I was diagnosed with Type 2 Diabetes in May 2006. When I left my doctor’s office I felt like I had been hit in the stomach with a 4 x4 post. I was in shock and angry (mainly with myself for being over weight, more on that later). My first stop was to my pharmacist. As he filled my new prescriptions for my diabetes medication and testing supplies, he asked “Travis when did you find out that you were diabetic?” My response: “Counting today?” His response: “Oh, so you are still in shock.” I said: “Yes I am”.
My second stop was at Lowes. Why Lowes? Because Lowes has tools! I decided that I needed “shopping therapy”, and now was the perfect time to build the shop that I have wanted in my garage. This was an excellent time to start this project because my beloved wife, Tanya, was safely tucked away at work and was not present to offer any objections.
I went to Lowes and bought a drill press. I then went by Honest John’s and bought a scroll saw. I also stopped by Agri-Supply and made a quick list of other items that I would need. After spending some money, my anger and shock subsided, which was good because I needed room for my depression, which was trying to find room in my brain.
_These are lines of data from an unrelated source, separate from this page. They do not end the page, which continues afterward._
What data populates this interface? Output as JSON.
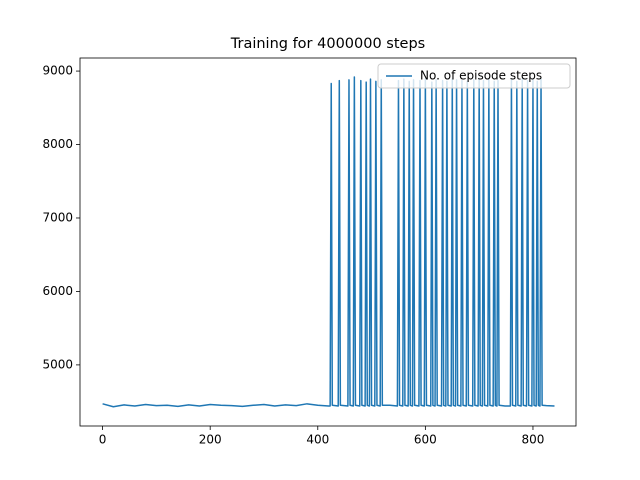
{
  "chart_data": {
    "type": "line",
    "title": "Training for 4000000 steps",
    "x": [
      0,
      20,
      40,
      60,
      80,
      100,
      120,
      140,
      160,
      180,
      200,
      220,
      240,
      260,
      280,
      300,
      320,
      340,
      360,
      380,
      400,
      420,
      423,
      425,
      427,
      438,
      440,
      442,
      456,
      458,
      460,
      466,
      468,
      470,
      478,
      480,
      482,
      488,
      490,
      492,
      496,
      498,
      500,
      506,
      508,
      510,
      516,
      518,
      520,
      534,
      548,
      550,
      552,
      558,
      560,
      562,
      568,
      570,
      572,
      576,
      578,
      580,
      588,
      590,
      592,
      598,
      600,
      602,
      610,
      612,
      614,
      618,
      620,
      622,
      630,
      632,
      634,
      638,
      640,
      642,
      648,
      650,
      652,
      656,
      658,
      660,
      666,
      668,
      670,
      676,
      678,
      680,
      688,
      690,
      692,
      698,
      700,
      702,
      706,
      708,
      710,
      716,
      718,
      720,
      726,
      728,
      730,
      733,
      735,
      737,
      748,
      758,
      760,
      762,
      768,
      770,
      772,
      778,
      780,
      782,
      788,
      790,
      792,
      798,
      800,
      802,
      806,
      808,
      810,
      813,
      815,
      817,
      825,
      840
    ],
    "series": [
      {
        "name": "No. of episode steps",
        "color": "#1f77b4",
        "values": [
          4470,
          4430,
          4455,
          4440,
          4460,
          4445,
          4450,
          4435,
          4455,
          4440,
          4460,
          4450,
          4445,
          4435,
          4450,
          4460,
          4440,
          4455,
          4445,
          4470,
          4450,
          4440,
          4440,
          8830,
          4450,
          4440,
          8870,
          4450,
          4440,
          8880,
          4450,
          4440,
          8920,
          4450,
          4440,
          8870,
          4450,
          4440,
          8850,
          4450,
          4440,
          8890,
          4450,
          4440,
          8860,
          4450,
          4440,
          8880,
          4450,
          4450,
          4440,
          8870,
          4450,
          4440,
          8890,
          4450,
          4440,
          8860,
          4450,
          4440,
          8880,
          4450,
          4440,
          8870,
          4450,
          4440,
          8890,
          4450,
          4440,
          8850,
          4450,
          4440,
          8880,
          4450,
          4440,
          8870,
          4450,
          4440,
          8860,
          4450,
          4440,
          8890,
          4450,
          4440,
          8880,
          4450,
          4440,
          8870,
          4450,
          4440,
          8860,
          4450,
          4440,
          8880,
          4450,
          4440,
          8890,
          4450,
          4440,
          8870,
          4450,
          4440,
          8880,
          4450,
          4440,
          8860,
          4450,
          4440,
          8870,
          4450,
          4440,
          4440,
          8880,
          4450,
          4440,
          8860,
          4450,
          4440,
          8890,
          4450,
          4440,
          8870,
          4450,
          4440,
          8880,
          4450,
          4440,
          8860,
          4450,
          4440,
          8890,
          4450,
          4445,
          4440
        ]
      }
    ],
    "xlim": [
      -42,
      880
    ],
    "ylim": [
      4168,
      9178
    ],
    "xticks": [
      0,
      200,
      400,
      600,
      800
    ],
    "yticks": [
      5000,
      6000,
      7000,
      8000,
      9000
    ],
    "legend": "upper right"
  }
}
When I arrived home with my new purchases I went to the refrigerator in my garage, removed the recently purchased case of Natural Light beer, and took it across the street to my neighbor, Mike. While Mike was very much appreciative of my gift (Natural Light is his favorite beer), he now had a problem. His mother, who did not approve of him drinking beer, was on her way to Statesboro for an extended visit. I figured the beer was now his problem and he would have to deal with it.
Why did I give away the beer? Two reasons:
1. My diabetes medication warned that alcohol could dangerously lower my blood sugar.
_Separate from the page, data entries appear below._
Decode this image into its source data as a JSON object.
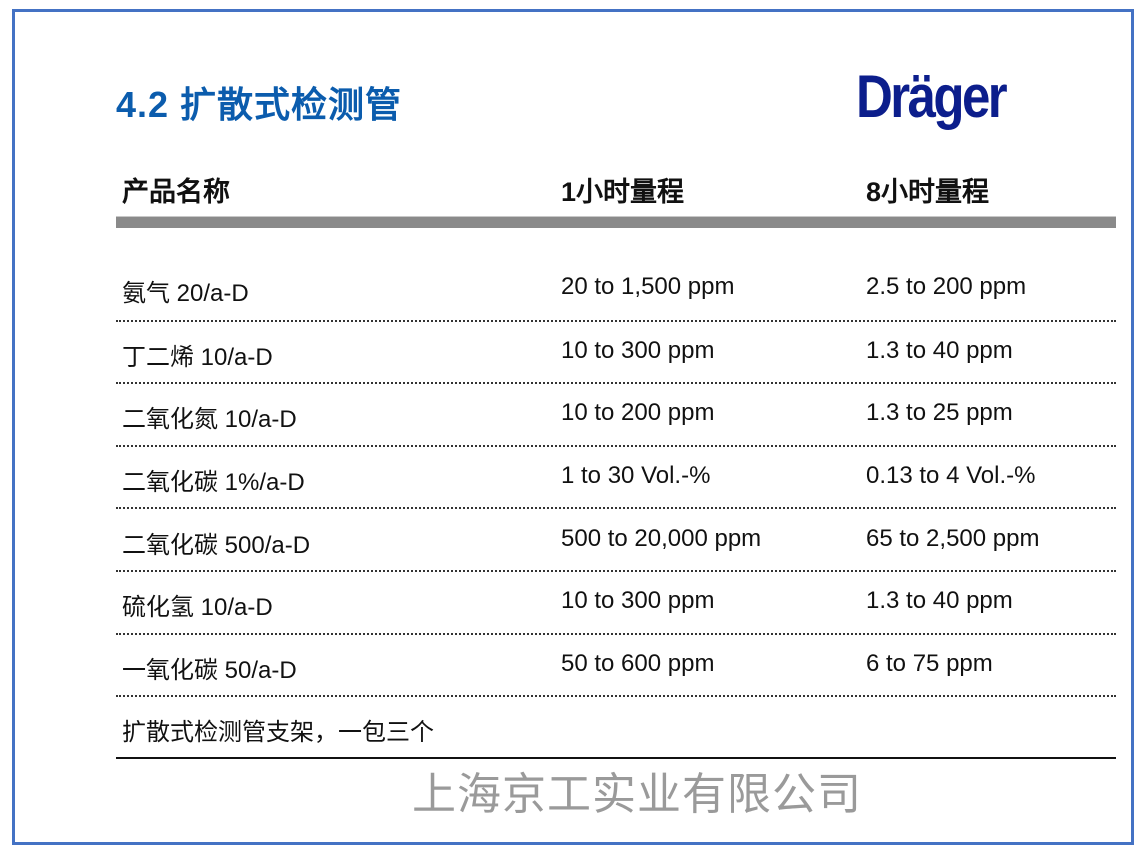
{
  "title": "4.2  扩散式检测管",
  "logo_text": "Dräger",
  "header": [
    "产品名称",
    "1小时量程",
    "8小时量程"
  ],
  "rows": [
    [
      "氨气 20/a-D",
      "20 to 1,500 ppm",
      "2.5 to 200 ppm"
    ],
    [
      "丁二烯 10/a-D",
      "10 to 300 ppm",
      "1.3 to 40 ppm"
    ],
    [
      "二氧化氮 10/a-D",
      "10 to 200 ppm",
      "1.3 to 25 ppm"
    ],
    [
      "二氧化碳 1%/a-D",
      "1 to 30 Vol.-%",
      "0.13 to 4 Vol.-%"
    ],
    [
      "二氧化碳 500/a-D",
      "500 to 20,000 ppm",
      "65 to 2,500 ppm"
    ],
    [
      "硫化氢 10/a-D",
      "10 to 300 ppm",
      "1.3 to 40 ppm"
    ],
    [
      "一氧化碳 50/a-D",
      "50 to 600 ppm",
      "6 to 75 ppm"
    ],
    [
      "扩散式检测管支架，一包三个",
      "",
      ""
    ]
  ],
  "watermark": "上海京工实业有限公司",
  "colors": {
    "title": "#0b5cad",
    "logo": "#0c1e8c",
    "frame": "#4472c4",
    "header_bar": "#8a8a8a"
  }
}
2. I was over weight and beer was not going to help me lose weight. I was no stranger to the concept of “moderation”, but that still did not mean that I practiced it. Why have one beer when you can have two? Why have two beers when you can have three?
For the next few weeks I struggled with depression. I was no longer normal (at the age of 43). I resented having to make changes to my life style, check my blood sugar before breakfast and before supper, have snacks on hand in case my blood sugar got too low (ok keeping snacks on hand was not going to be that hard, but we are not talking candy bars),but I realized that they were necessary. My wife, my mother, and my doctor were very supportive. My doctor even called me late one afternoon, a few days after I was diagnosed, to inquire about my blood sugar readings. He did not criticize me when I told him that some of them were above my maximum limit, but he did encourage me. I partly blamed myself for being diabetic because I had been overweight all of my adult life. I have finally accepted that genetics plays a role in one being diagnosed with diabetes, and that being over weight increases the chance of a diagnosis at an early age.
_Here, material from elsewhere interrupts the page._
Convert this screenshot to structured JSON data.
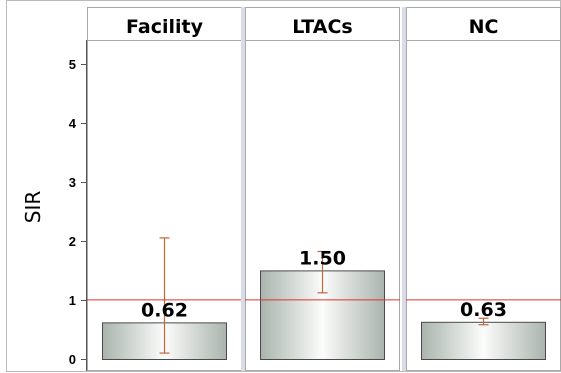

My plan to lose weight was simple. I reduced my intake of beverages that contained calories, reduced the size of my meals, and reduced my calorie intake by changing my eating habits (no more snacks late at night). Since 5/06 I have lost about 42 pounds. I did not plan to lose a large amount of weight in a short amount of time. I know people with Type 2 diabetes that quickly lost a lot of weight only to gain it back again. That is not in my plan. I continue to make adjustments to my eating habits.
There is an upside to all of this, I have gotten smaller. And I have discovered that I really like it when people stop and exclaim: “You have lost weight!” I have also discovered that it is fantastic to have to give away clothes that are too big.
My own doctor has advised me that even if I maintain my blood sugar within prescribed limits and maintain a healthy weight, I may still suffer from poor circulation, kidney problems, etc. I am determined to reduce my risks as much as possible. There are no guarantees, but there is always hope.